OSHA recently renewed a Local Emphasis Enforcement Program (“LEP”) that targets hotel operators in OSHA’s Region 2, which includes New York, New Jersey, Puerto Rico, and the Virgin Islands. The directive outlining OSHA’s Hotel LEP is available on OSHA’s website.
The Hotel LEP was launched in October 2010, and during the first year of the initiative, OSHA limited enforcement inspections to hotels in the Virgin Islands. According to an OSHA Region 2 official, the agency started in the Virgin Islands because of a high number of reports of workplace injuries at hotels in that area. Since the start of the LEP, OSHA has essentially inspected a different hotel property each month to month and a half. The hotel properties subject to LEP inspections have ranged from locally-owned motels to multinational hotel chains.
The violations cited by OSHA during the first round of the Hotel LEP are consistent with the standards that have historically been the most frequently cited in the hospitality industry, including hazard communication, electrical and fire safety issues, recordkeeping, and others as depicted in the table below:
Most Frequently Cited Standards in the Hotel Industry in 2010
Click here to view table
Historically, OSHA’s inspection history in the hotel industry has been limited to referrals and employee complaints. With the help of organized labor, employee complaints are still a problem for hotel employers as we emphasized earlier this year. With the Hotel LEP, OSHA is now also conducting programmed inspections, which represents a significant shift in OSHA’s enforcement strategy in the hospitality industry. This shift is consistent with the agency’s overall enforcement strategy.

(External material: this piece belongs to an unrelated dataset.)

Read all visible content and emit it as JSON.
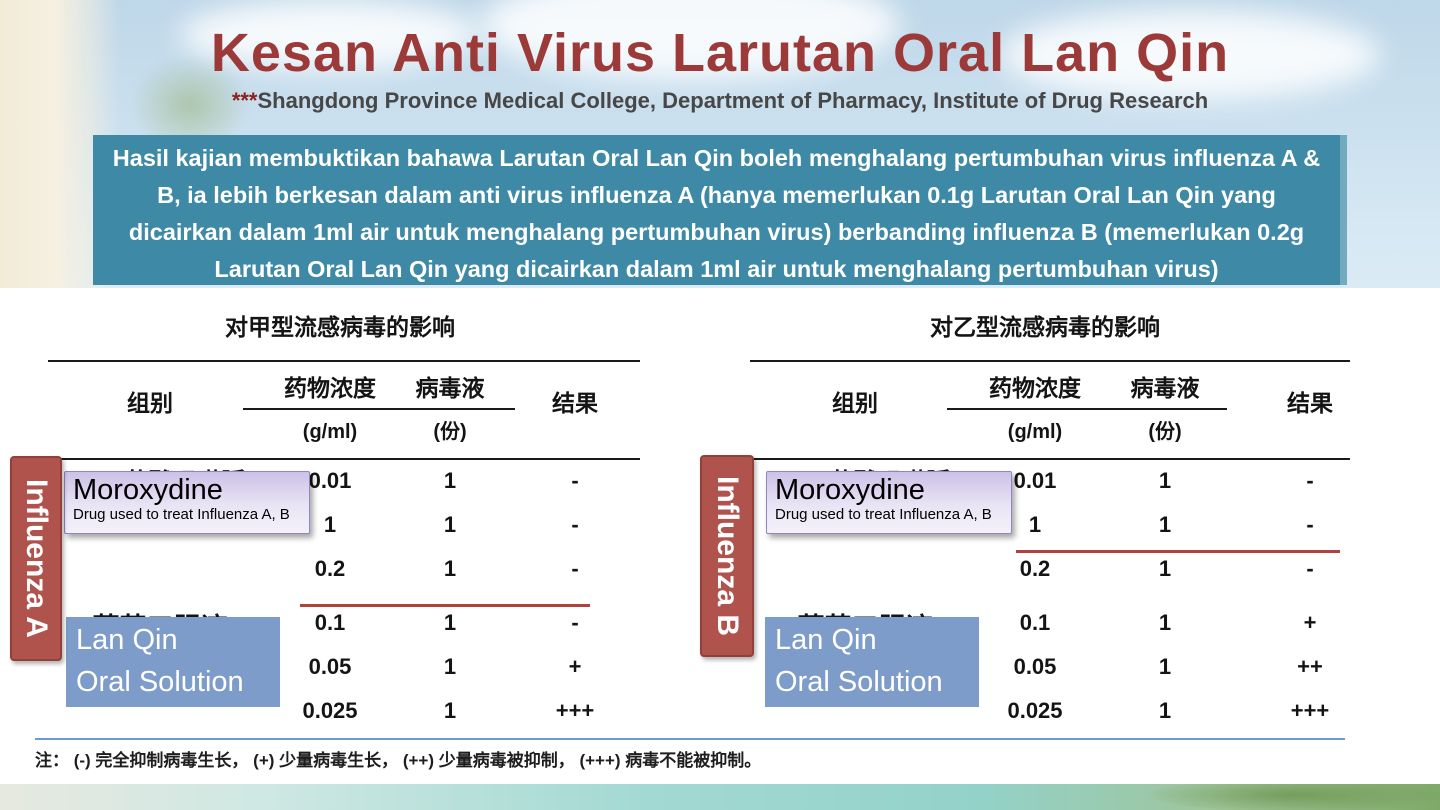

Specifically, OSHA under the Obama Administration has moved from a reactionary agency, only inspecting workplaces after an accident or complaint, to a proactive agency, targeting particular industries and hazards the agency wants to emphasis. Based on the fact that OSHA launched this Hotel LEP and decided to renew it for at least another year after reviewing the inspection data from the first year of the program, the hospitality industry is an industry on OSHA’s radar.

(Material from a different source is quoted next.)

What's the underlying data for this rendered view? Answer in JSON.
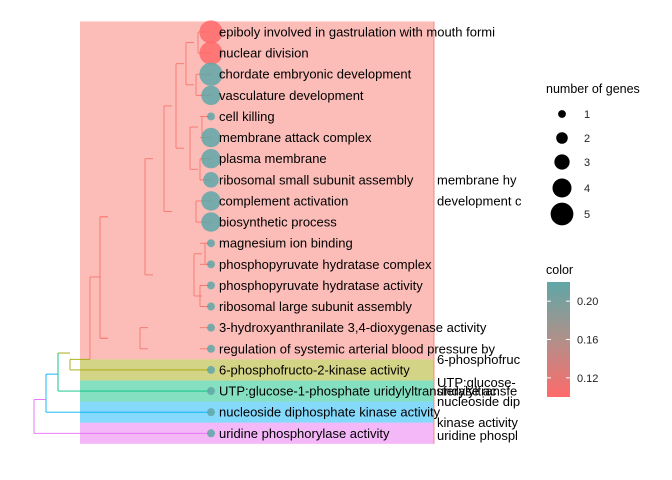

Accordingly, hotels throughout the rest of Region 2 should be on especially high alert, as it is common for OSHA to use one Area Office within a Region (e.g., the Virgin Islands in Region 2), as a pilot program from which to expand LEP inspections into other areas of the same Region. Now is the time for hotel operators in New York, New Jersey, Puerto Rico, and across the country to make certain they are in compliance with OSHA’s regulations, particularly those frequently cited standards referenced in the table above.